I think one of the problems is that people see labels and think they are being singled out on purpose, for some reason (related to. A host of issues which may or may not be directly linked to that specific person, product group, or team), instead of seeing it as just a visualization of what is occurring with things like Kanban as a visualization.
The other problem is that management often adopts ideas like Kanban, 5s, and others, to solve a problem after being shown “how simple” it is to solve the problems with that solution. This, 95% of the time, tends to leave out the fact that the visualization, organization, or other tool is just that – a tool. It is not the solution but a cog in the machine that is the solution.
Many times teams and companies are very good about “briefing” people about what is coming down the pipe, then they rely on these tools to solve the problems with the process along the way forgetting that “debriefing” is one key that if done regularly and consistently and that drives changes to how the system is setup and functions it will help to spur the changes necessary to make a difference.
There are no “easy”, or “one-step,” solutions.

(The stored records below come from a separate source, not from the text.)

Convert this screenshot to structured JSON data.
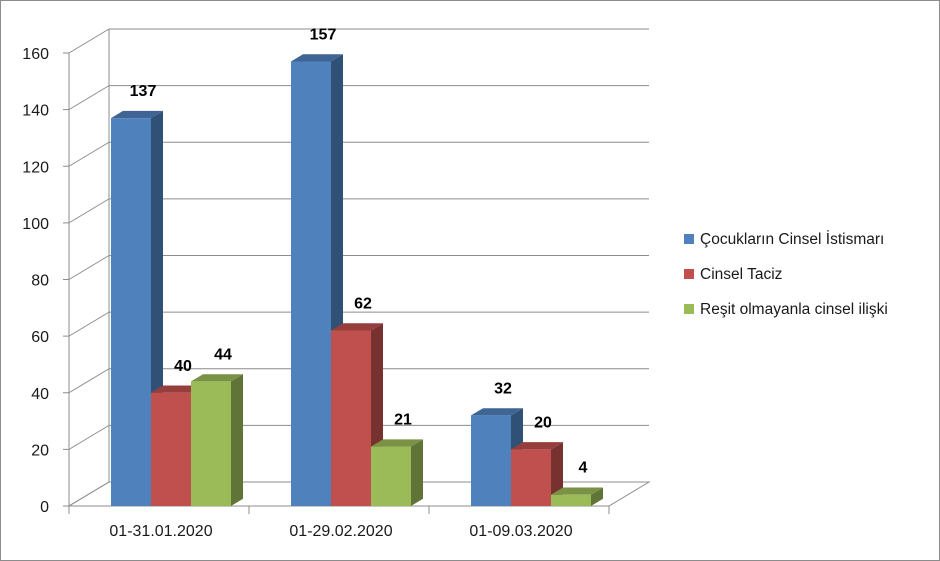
{
  "chart_data": {
    "type": "bar",
    "three_d": true,
    "categories": [
      "01-31.01.2020",
      "01-29.02.2020",
      "01-09.03.2020"
    ],
    "series": [
      {
        "name": "Çocukların Cinsel İstismarı",
        "values": [
          137,
          157,
          32
        ],
        "color": "#4f81bd"
      },
      {
        "name": "Cinsel Taciz",
        "values": [
          40,
          62,
          20
        ],
        "color": "#c0504d"
      },
      {
        "name": "Reşit olmayanla cinsel ilişki",
        "values": [
          44,
          21,
          4
        ],
        "color": "#9bbb59"
      }
    ],
    "ylim": [
      0,
      160
    ],
    "yticks": [
      0,
      20,
      40,
      60,
      80,
      100,
      120,
      140,
      160
    ],
    "grid": true,
    "data_labels": true,
    "legend_position": "right"
  }
}
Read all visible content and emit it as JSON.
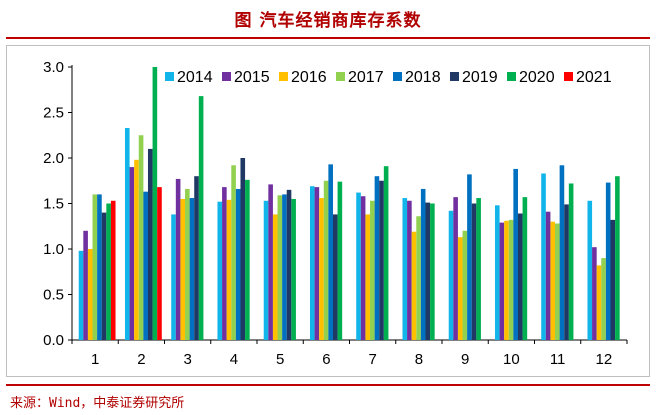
{
  "header": {
    "title": "图  汽车经销商库存系数"
  },
  "footer": {
    "source": "来源：Wind，中泰证券研究所"
  },
  "colors": {
    "accent": "#c00000",
    "axis": "#000000",
    "frame": "#bfbfbf"
  },
  "chart_data": {
    "type": "bar",
    "title": "",
    "xlabel": "",
    "ylabel": "",
    "ylim": [
      0,
      3.0
    ],
    "yticks": [
      "0.0",
      "0.5",
      "1.0",
      "1.5",
      "2.0",
      "2.5",
      "3.0"
    ],
    "grid": false,
    "legend_position": "top-right",
    "categories": [
      "1",
      "2",
      "3",
      "4",
      "5",
      "6",
      "7",
      "8",
      "9",
      "10",
      "11",
      "12"
    ],
    "series": [
      {
        "name": "2014",
        "color": "#12b5ea",
        "values": [
          0.98,
          2.33,
          1.38,
          1.52,
          1.53,
          1.69,
          1.62,
          1.56,
          1.42,
          1.48,
          1.83,
          1.53
        ]
      },
      {
        "name": "2015",
        "color": "#7030a0",
        "values": [
          1.2,
          1.9,
          1.77,
          1.68,
          1.71,
          1.68,
          1.58,
          1.53,
          1.57,
          1.29,
          1.41,
          1.02
        ]
      },
      {
        "name": "2016",
        "color": "#ffc000",
        "values": [
          1.0,
          1.98,
          1.55,
          1.54,
          1.38,
          1.56,
          1.38,
          1.19,
          1.13,
          1.31,
          1.3,
          0.82
        ]
      },
      {
        "name": "2017",
        "color": "#92d050",
        "values": [
          1.6,
          2.25,
          1.66,
          1.92,
          1.59,
          1.75,
          1.53,
          1.36,
          1.2,
          1.32,
          1.28,
          0.9
        ]
      },
      {
        "name": "2018",
        "color": "#0070c0",
        "values": [
          1.6,
          1.63,
          1.56,
          1.66,
          1.6,
          1.93,
          1.8,
          1.66,
          1.82,
          1.88,
          1.92,
          1.73
        ]
      },
      {
        "name": "2019",
        "color": "#1f3864",
        "values": [
          1.4,
          2.1,
          1.8,
          2.0,
          1.65,
          1.38,
          1.75,
          1.51,
          1.5,
          1.39,
          1.49,
          1.32
        ]
      },
      {
        "name": "2020",
        "color": "#00b050",
        "values": [
          1.5,
          3.0,
          2.68,
          1.76,
          1.55,
          1.74,
          1.91,
          1.5,
          1.56,
          1.57,
          1.72,
          1.8
        ]
      },
      {
        "name": "2021",
        "color": "#ff0000",
        "values": [
          1.53,
          1.68,
          null,
          null,
          null,
          null,
          null,
          null,
          null,
          null,
          null,
          null
        ]
      }
    ]
  }
}
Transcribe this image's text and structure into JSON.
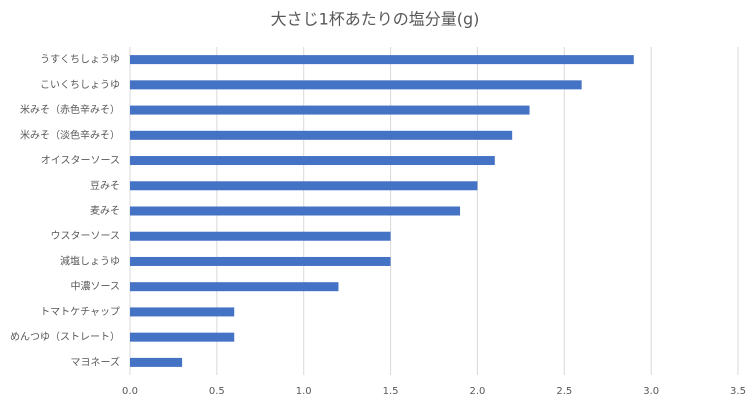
{
  "chart_data": {
    "type": "bar",
    "orientation": "horizontal",
    "title": "大さじ1杯あたりの塩分量(g)",
    "categories": [
      "うすくちしょうゆ",
      "こいくちしょうゆ",
      "米みそ（赤色辛みそ）",
      "米みそ（淡色辛みそ）",
      "オイスターソース",
      "豆みそ",
      "麦みそ",
      "ウスターソース",
      "減塩しょうゆ",
      "中濃ソース",
      "トマトケチャップ",
      "めんつゆ（ストレート）",
      "マヨネーズ"
    ],
    "values": [
      2.9,
      2.6,
      2.3,
      2.2,
      2.1,
      2.0,
      1.9,
      1.5,
      1.5,
      1.2,
      0.6,
      0.6,
      0.3
    ],
    "color": "#4472c4",
    "xlim": [
      0,
      3.5
    ],
    "xticks": [
      {
        "value": 0,
        "label": "0.0"
      },
      0.5,
      {
        "value": 1,
        "label": "1.0"
      },
      1.5,
      {
        "value": 2,
        "label": "2.0"
      },
      2.5,
      {
        "value": 3,
        "label": "3.0"
      },
      3.5
    ],
    "grid": true
  }
}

There are methods and tools, but they require constant maintenance, upkeep, and upgrades (in terms of thinking about how the process will need to work to function better or properly) to continue on the right path.
I am a huge fan of the “see-the-need, meet-the-need” process, and Kanban can be great for that, but it does require maintenance and upkeep and forward thinking coupled not just with briefing ahead of time but time and labour intensive debriefing to actually solve the problems.